Jenny Diski Pattinando in Antartide

Traduttore : Francesca Bandel Dragone
Numero Pagine : 240
Prezzo : 18 €
ISBN : 978-88-94938-33-3
In libreria da : 07-11-2019

Alla fine degli anni Novanta, Jenny Diski osserva la propria stanza da letto interamente bianca e ripensa al candore degli ospedali dove era stata ricoverata quando era una ragazza in crisi. Per lei il bianco è un sottrarsi alla vita, ai pensieri, all’incessante frastuono dei ricordi. E poco a poco diventa un desiderio prepotente, che si traduce in un piano preciso: spingersi fino in Antartide, alla ricerca del bianco assoluto, dove perdersi e dimenticare.

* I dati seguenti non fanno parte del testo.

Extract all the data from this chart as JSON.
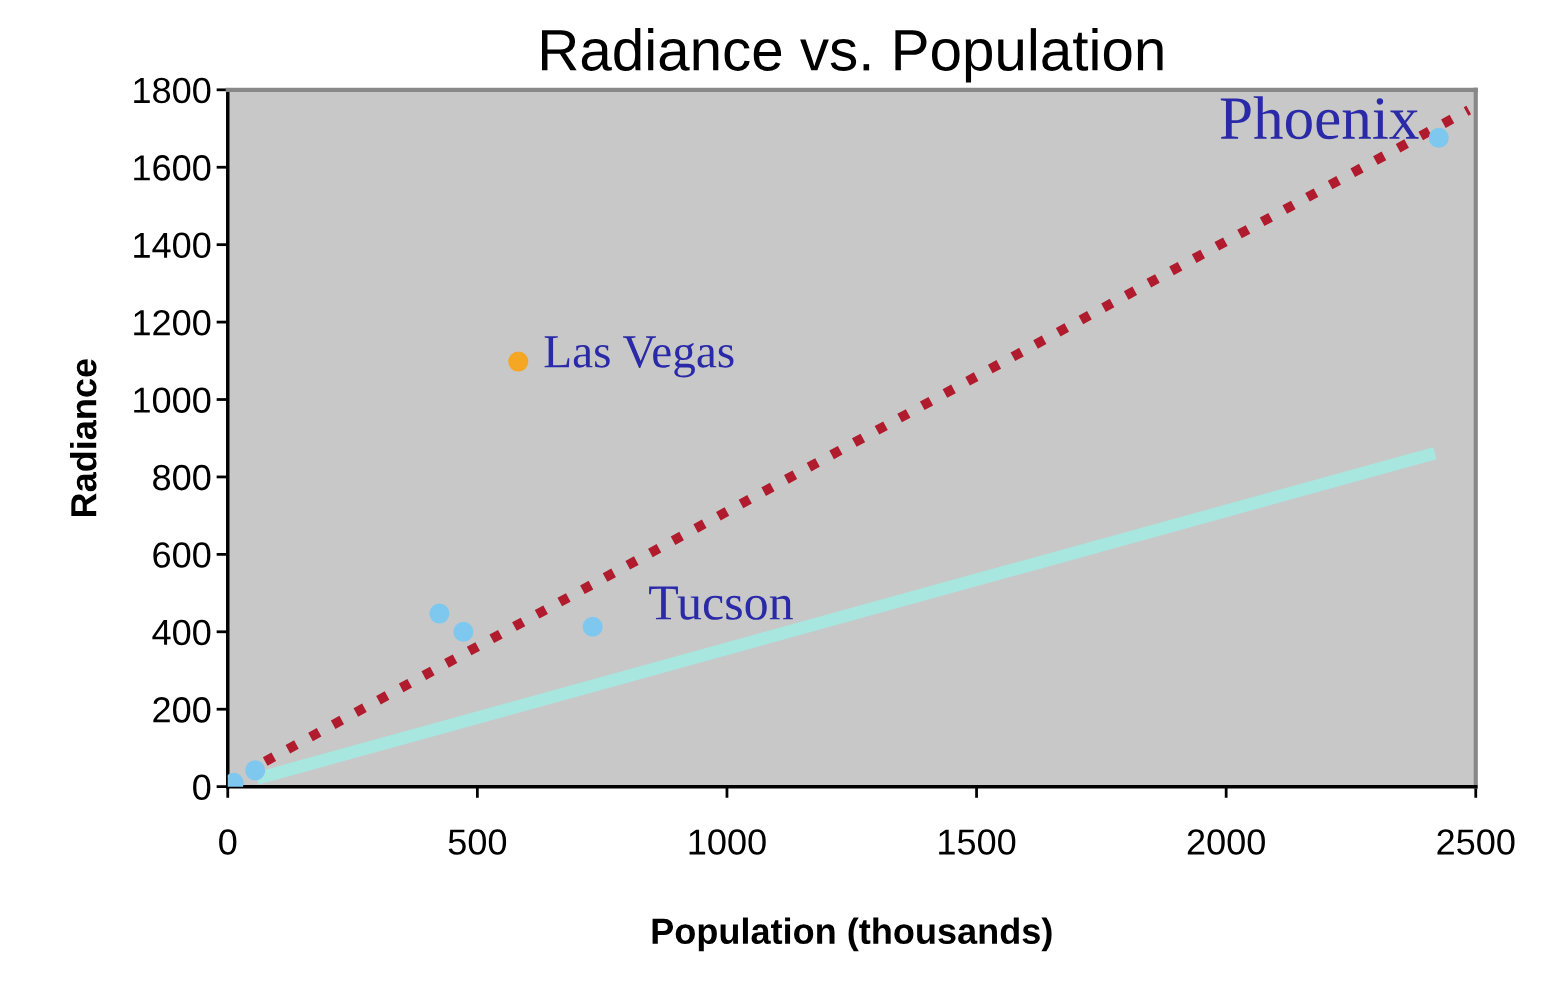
{
  "chart_data": {
    "type": "scatter",
    "title": "Radiance vs. Population",
    "xlabel": "Population (thousands)",
    "ylabel": "Radiance",
    "xlim": [
      0,
      2500
    ],
    "ylim": [
      0,
      1800
    ],
    "xticks": [
      0,
      500,
      1000,
      1500,
      2000,
      2500
    ],
    "yticks": [
      0,
      200,
      400,
      600,
      800,
      1000,
      1200,
      1400,
      1600,
      1800
    ],
    "grid": false,
    "legend": false,
    "marker": "circle",
    "series": [
      {
        "color": "#7ec8f0",
        "x": [
          12,
          55,
          424,
          472,
          731,
          2426
        ],
        "values": [
          10,
          42,
          447,
          400,
          413,
          1676
        ]
      },
      {
        "color": "#f5a623",
        "x": [
          582
        ],
        "values": [
          1098
        ]
      },
      {
        "type": "line",
        "marker": "none",
        "color": "#b01c2e",
        "line_style": "dotted",
        "x": [
          75,
          2486
        ],
        "values": [
          65,
          1748
        ]
      },
      {
        "type": "line",
        "marker": "none",
        "color": "#a8e6e0",
        "line_style": "solid",
        "x": [
          70,
          2406
        ],
        "values": [
          25,
          857
        ]
      }
    ],
    "annotations": [
      {
        "text": "Phoenix",
        "x": 2426,
        "y": 1676
      },
      {
        "text": "Las Vegas",
        "x": 582,
        "y": 1098
      },
      {
        "text": "Tucson",
        "x": 731,
        "y": 413
      }
    ]
  }
}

Ma mentre il piano si realizza, il passato e il presente si accavallano, rifiutano di essere lasciati indietro. Nella fuga verso l’Antartide la memoria di Jenny torna alla madre di cui non ha notizie da trent’anni, al padre truffatore, alla depressione, alla madre adottiva, Doris Lessing, di cui scriverà nel memoir In gratitudine. E porta con sé anche la curiosità di sua figlia, determinata a rintracciare la nonna materna. Sul bianco tanto desiderato appaiono macchie di colore, arcobaleni imprevisti. E l’esplorazione di sé si riflette nei panorami antartici, dove il bianco si declina nelle infinite sfumature di azzurro di iceberg stupefacenti, e la presenza umana è solo accennata.
Con una scrittura forte ed evocativa che si tinge di un umorismo e di una sincerità disarmanti, Pattinando in Antartide è il racconto di un viaggio ai confini di sé e del mondo, alla ricerca del perfetto equilibrio tra la memoria e il dolore, tra l’affermazione della vita e la cieca tentazione del vuoto.